Para ele, o mundo vive em uma “crise de governança”, o que inclui, por exemplo, a integração de novos países ao grupo de países emergentes, o BRICS, os quais possuem recursos naturais e grandes comércios, como o petróleo, por exemplo.
“Tem um critério estratégico por trás dessa escolha”, disse Favaretto, citando a aproximação da China com a Arábia Saudita e Irã, somado ao Canal de Suez, da Etiópia. “Parece um desenho por trás do petróleo”, completou.
A entrada da Argentina também foi criticada, país que é grande produtor de cereais.
“Existe uma crise na soberania alimentar e consequentemente, migratória, o que se soma a dois eventos ocorridos nas duas últimas semanas, o golpe no Níger e o golpe no Gabão, que são dois exportadores de urânio. Isto quer dizer que por trás desses eventos globais estão se desenhando formas de proteger os recursos naturais, e é este o contexto que o Brasil enfrenta”.
“Momento de crise é momento de oportunidade”, lembrou Caio.
No combate, fiscalização não é o fim
O diretor de Fiscalização Ambiental da Secretaria de Estado de Meio Ambiente e Sustentabilidade (Semas), Tobias Brancher, pontuou que, no caso da mineração, antes de chegar no ouro ilegal, atua também uma cadeia ilegal, que percebe a atuação da fiscalização e encontra novas formas de permanecer nas regiões.
“Percebemos que durante a troca das equipes nas operações de fiscalização, as pessoas envolvidas no garimpo ilegal retornavam aos locais e retomavam as atividades, por isso temos a necessidade de reavaliar de forma contínua as estratégias”, disse.
O diretor comentou ainda a necessidade de se pensar além da medida coibitiva, já que em municípios paraenses a economia gira entorno da atividade garimpeira, e muitas vezes, de forma ilegal.
“A gente precisa combater para poder chegar com outras políticas públicas e tentar mudar a mentalidade da população local em direção a uma economia com base sustentável, dando alternativas para elas”, complementou.
Doutora em Energia pela Universidade de São Paulo (USP), Larissa Rodrigues, disse que no caso do ouro, os crimes existentes não são pontuais e sim, estruturais.
“No ouro tem evidências de que metade da produção brasileira tem indícios de ilegalidade, imagina o impacto no meio ambiente, na vida das pessoas e também para quem está fazendo certo”, pontuou.
Rodrigues lembrou da “presunção da boa-fé” prevista em lei que permitia a venda do ouro sem comprovação de origem do minério.
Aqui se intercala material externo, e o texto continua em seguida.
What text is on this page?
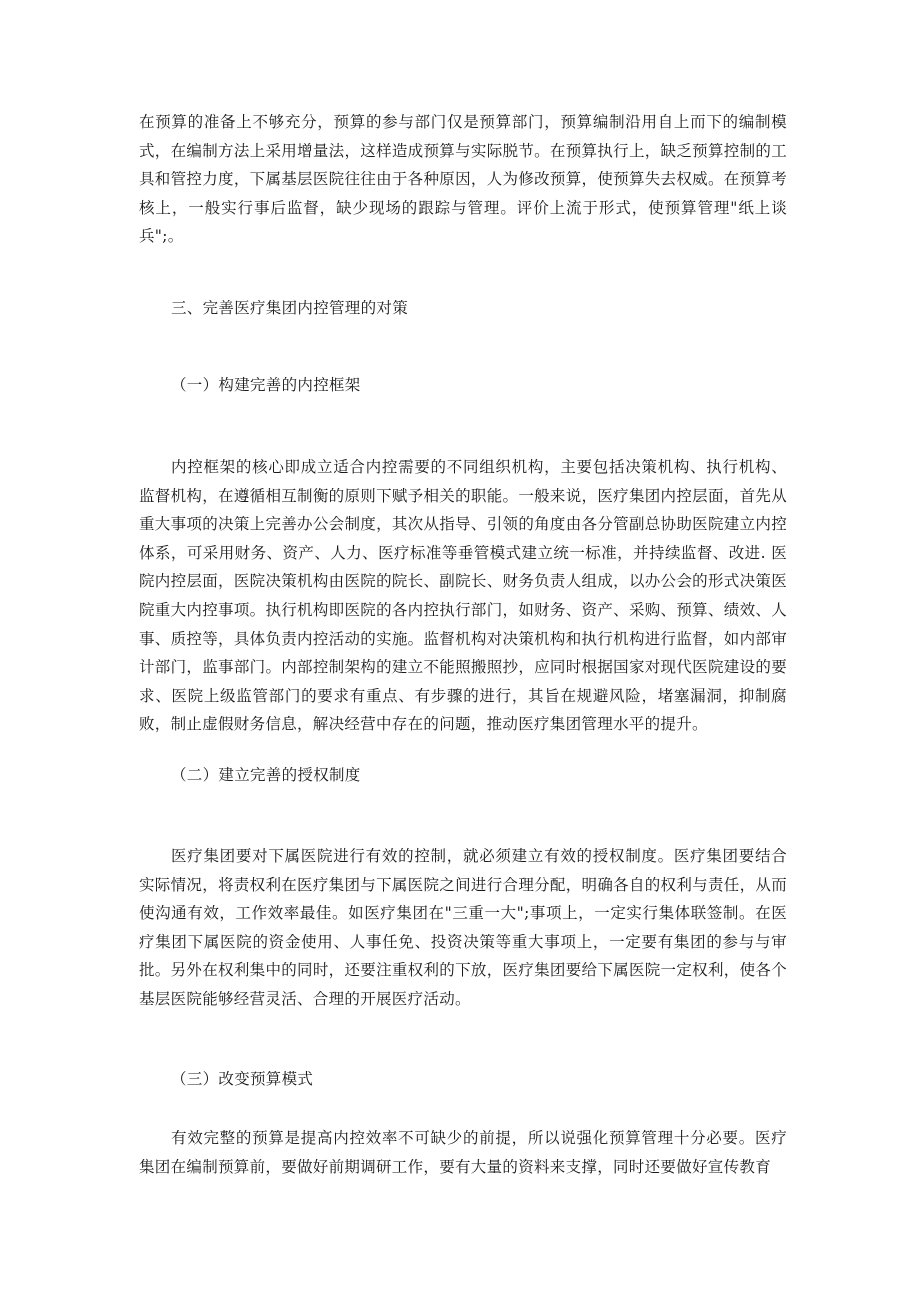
在预算的准备上不够充分，预算的参与部门仅是预算部门，预算编制沿用自上而下的编制模式，在编制方法上采用增量法，这样造成预算与实际脱节。在预算执行上，缺乏预算控制的工具和管控力度，下属基层医院往往由于各种原因，人为修改预算，使预算失去权威。在预算考核上，一般实行事后监督，缺少现场的跟踪与管理。评价上流于形式，使预算管理"纸上谈兵";。

三、完善医疗集团内控管理的对策
（一）构建完善的内控框架

内控框架的核心即成立适合内控需要的不同组织机构，主要包括决策机构、执行机构、监督机构，在遵循相互制衡的原则下赋予相关的职能。一般来说，医疗集团内控层面，首先从重大事项的决策上完善办公会制度，其次从指导、引领的角度由各分管副总协助医院建立内控体系，可采用财务、资产、人力、医疗标准等垂管模式建立统一标准，并持续监督、改进. 医院内控层面，医院决策机构由医院的院长、副院长、财务负责人组成，以办公会的形式决策医院重大内控事项。执行机构即医院的各内控执行部门，如财务、资产、采购、预算、绩效、人事、质控等，具体负责内控活动的实施。监督机构对决策机构和执行机构进行监督，如内部审计部门，监事部门。内部控制架构的建立不能照搬照抄，应同时根据国家对现代医院建设的要求、医院上级监管部门的要求有重点、有步骤的进行，其旨在规避风险，堵塞漏洞，抑制腐败，制止虚假财务信息，解决经营中存在的问题，推动医疗集团管理水平的提升。

（二）建立完善的授权制度

医疗集团要对下属医院进行有效的控制，就必须建立有效的授权制度。医疗集团要结合实际情况，将责权利在医疗集团与下属医院之间进行合理分配，明确各自的权利与责任，从而使沟通有效，工作效率最佳。如医疗集团在"三重一大";事项上，一定实行集体联签制。在医疗集团下属医院的资金使用、人事任免、投资决策等重大事项上，一定要有集团的参与与审批。另外在权利集中的同时，还要注重权利的下放，医疗集团要给下属医院一定权利，使各个基层医院能够经营灵活、合理的开展医疗活动。

（三）改变预算模式

有效完整的预算是提高内控效率不可缺少的前提，所以说强化预算管理十分必要。医疗集团在编制预算前，要做好前期调研工作，要有大量的资料来支撑，同时还要做好宣传教育
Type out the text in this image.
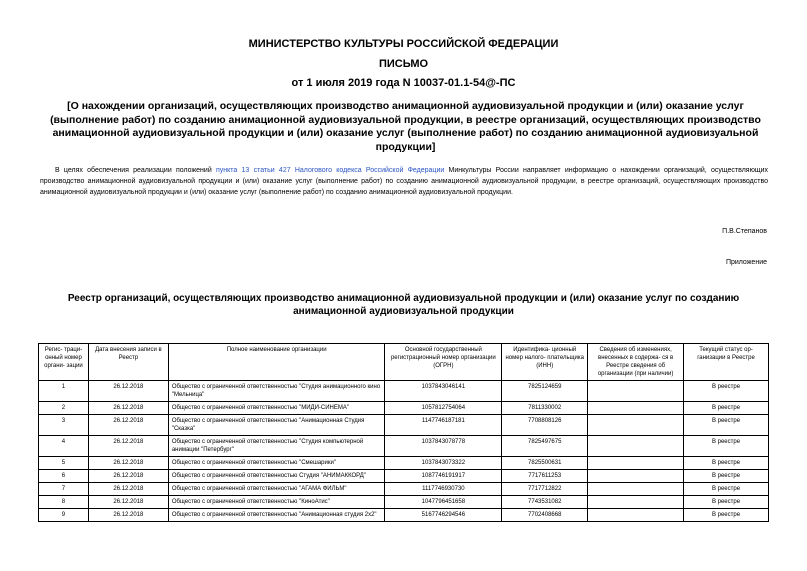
МИНИСТЕРСТВО КУЛЬТУРЫ РОССИЙСКОЙ ФЕДЕРАЦИИ
ПИСЬМО
от 1 июля 2019 года N 10037-01.1-54@-ПС
[О нахождении организаций, осуществляющих производство анимационной аудиовизуальной продукции и (или) оказание услуг (выполнение работ) по созданию анимационной аудиовизуальной продукции, в реестре организаций, осуществляющих производство анимационной аудиовизуальной продукции и (или) оказание услуг (выполнение работ) по созданию анимационной аудиовизуальной продукции]
В целях обеспечения реализации положений пункта 13 статьи 427 Налогового кодекса Российской Федерации Минкультуры России направляет информацию о нахождении организаций, осуществляющих производство анимационной аудиовизуальной продукции и (или) оказание услуг (выполнение работ) по созданию анимационной аудиовизуальной продукции, в реестре организаций, осуществляющих производство анимационной аудиовизуальной продукции и (или) оказание услуг (выполнение работ) по созданию анимационной аудиовизуальной продукции.
П.В.Степанов
Приложение
Реестр организаций, осуществляющих производство анимационной аудиовизуальной продукции и (или) оказание услуг по созданию анимационной аудиовизуальной продукции
Регис- траци- онный номер органи- зации	Дата внесения записи в Реестр	Полное наименование организации	Основной государственный регистрационный номер организации (ОГРН)	Идентифика- ционный номер налого- плательщика (ИНН)	Сведения об изменениях, внесенных в содержа- ся в Реестре сведения об организации (при наличии)	Текущий статус ор- ганизации в Реестре
1	26.12.2018	Общество с ограниченной ответственностью "Студия анимационного кино "Мельница"	1037843046141	7825124659		В реестре
2	26.12.2018	Общество с ограниченной ответственностью "МИДИ-СИНЕМА"	1057812754064	7811330002		В реестре
3	26.12.2018	Общество с ограниченной ответственностью "Анимационная Студия "Сказка"	1147746187181	7708808126		В реестре
4	26.12.2018	Общество с ограниченной ответственностью "Студия компьютерной анимации "Петербург"	1037843078778	7825497675		В реестре
5	26.12.2018	Общество с ограниченной ответственностью "Смешарики"	1037843073322	7825500631		В реестре
6	26.12.2018	Общество с ограниченной ответственностью Студия "АНИМАККОРД"	1087746191917	7717611253		В реестре
7	26.12.2018	Общество с ограниченной ответственностью "АГАМА ФИЛЬМ"	1117746930730	7717712822		В реестре
8	26.12.2018	Общество с ограниченной ответственностью "КиноАтис"	1047796451658	7743531082		В реестре
9	26.12.2018	Общество с ограниченной ответственностью "Анимационная студия 2х2"	5167746294546	7702408668		В реестре
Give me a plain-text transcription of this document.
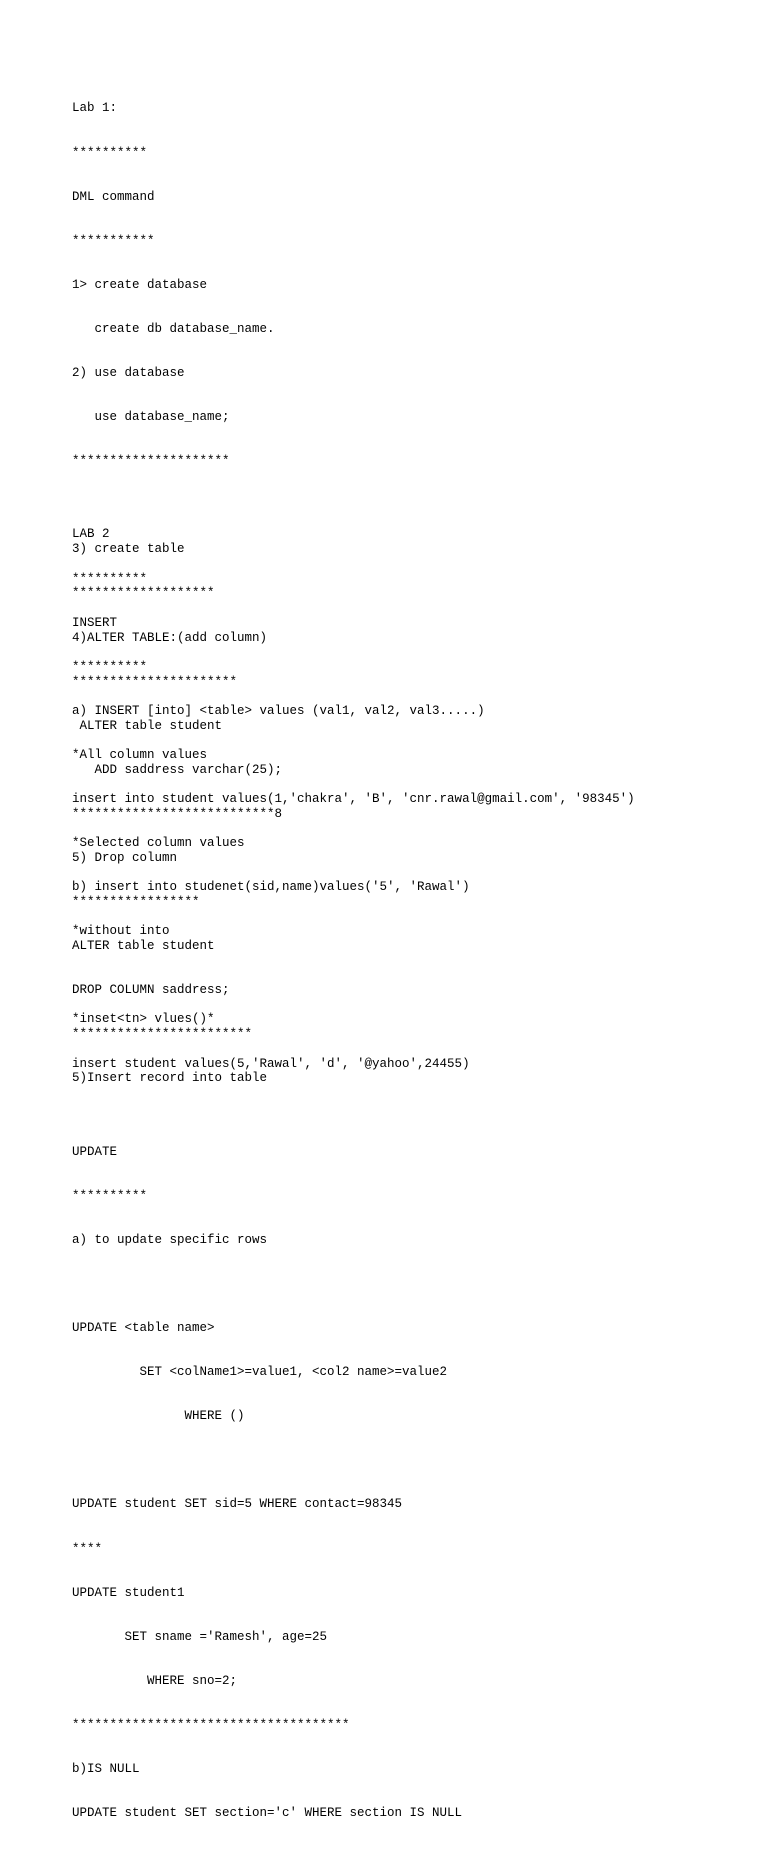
Lab 1:

**********

DML command

***********

1> create database

create db database_name.

2) use database

use database_name;

*********************

3) create table

*******************

4)ALTER TABLE:(add column)

**********************

ALTER table student

ADD saddress varchar(25);

***************************8

5) Drop column

*****************

ALTER table student

DROP COLUMN saddress;

************************

5)Insert record into table

LAB 2

**********

INSERT

**********

a) INSERT [into] <table> values (val1, val2, val3.....)

*All column values

insert into student values(1,'chakra', 'B', 'cnr.rawal@gmail.com', '98345')

*Selected column values

b) insert into studenet(sid,name)values('5', 'Rawal')

*without into

*inset<tn> vlues()*

insert student values(5,'Rawal', 'd', '@yahoo',24455)

UPDATE

**********

a) to update specific rows

UPDATE <table name>

SET <colName1>=value1, <col2 name>=value2

WHERE ()

UPDATE student SET sid=5 WHERE contact=98345

****

UPDATE student1

SET sname ='Ramesh', age=25

WHERE sno=2;

*************************************

b)IS NULL

UPDATE student SET section='c' WHERE section IS NULL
Em junho deste ano, o governo federal encaminhou ao Congresso Nacional um projeto de lei com regras mais rígidas para o comércio de ouro, como a exigência de nota fiscal eletrônica, o registro de aquisições de ouro por instituições financeiras, além de exigir que a primeira venda seja feita apenas pelo titular da permissão de lavra garimpeira e com o registro no sistema da Agência Nacional de Mineração. O PL também acaba com a presunção da “boa-fé”.
“Por um lado, a gente batalha para ter a lei cumprida e às vezes essas leis são mudadas para proteger o ilícito. Apesar dos esforços, a gente não consegue responder de onde vem o ouro do Brasil e por isto estamos sujeitos a comprar ouro de áreas ilegais. Precisamos fazer com o que o consumidor consuma de quem produz direito”.
A representante do Instituto Escolhas pontuou ainda a questão do uso do mercúrio que contamina rios da Amazônia e tem se tornado um problema de saúde pública.
“Um terceiro pronto é a questão regulatória como um todo. O ouro é o único mineral que tem regulação diferenciada, com outras pedras não é assim e isso também leva à ilegalidade”, disse.
Para ela, a rastreabilidade é fundamental para responsabilizar e punir. A cadeia do ouro permite vários intermediários, o que dificulta ainda mais a punição de quem trabalha de forma irregular.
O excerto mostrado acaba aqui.